Dem Aktionsplan vorangestellt ist eine beeindruckende Analyse gesellschaftlicher Verschiebungen im globalen Kontext, wie sie so komprimiert derzeit wohl bei keiner anderen Partei zu finden ist. Sie benennt für Deutschland und Europa gültige Ursachen für die um sich greifende Verunsicherung. Zugleich zeigt sie die spezifischen Auswirkungen für den durch die DDR-Vergangenheit und die Wende-Traumata geprägten Osten Deutschlands auf.
Dabei entsteht das Bild eines noch immer gespaltenen Landes. Aus dieser Bestandsaufnahme heraus entwickelt die Linke eine elfseitige Agenda für Ostdeutschland. Mit dem Hinweis auf „Megatrends“ wie Globalisierung und Digitalisierung trifft die Analyse einen wesentlichen Aspekt der Überforderungssituation, die bei vielen AfD-Wählern feststellbar ist.
Altes Sozialstaatsversprechen zieht nicht mehr
Die Autoren der Linken unterscheiden zwischen Modernisierungsbefürwortern und -verweigerern, die sie der Bundestagsmehrheit und der AfD zuordnen.
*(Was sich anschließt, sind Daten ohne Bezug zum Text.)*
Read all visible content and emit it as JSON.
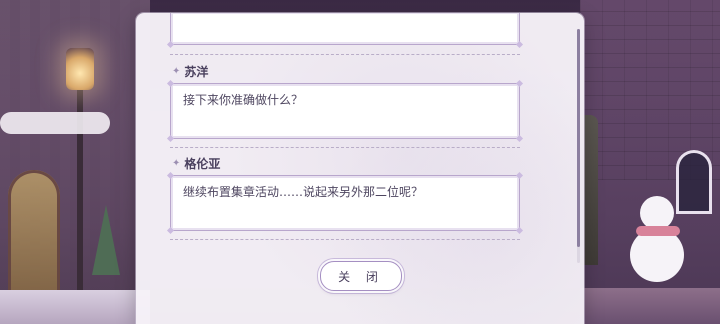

Den ökonomischen und technischen Wandel, den sie nicht grundsätzlich in Zweifel ziehen, müsse die Linke, so heißt es in dem Papier, mit der sozialen Frage verbinden. Modernisierungsverlierer neigten zum Rückzug auf völkisch-nationalistische Identifikationsmuster. Linke solidarische Ansätze hätten dagegen bislang zu wenig Bindungskraft entfaltet.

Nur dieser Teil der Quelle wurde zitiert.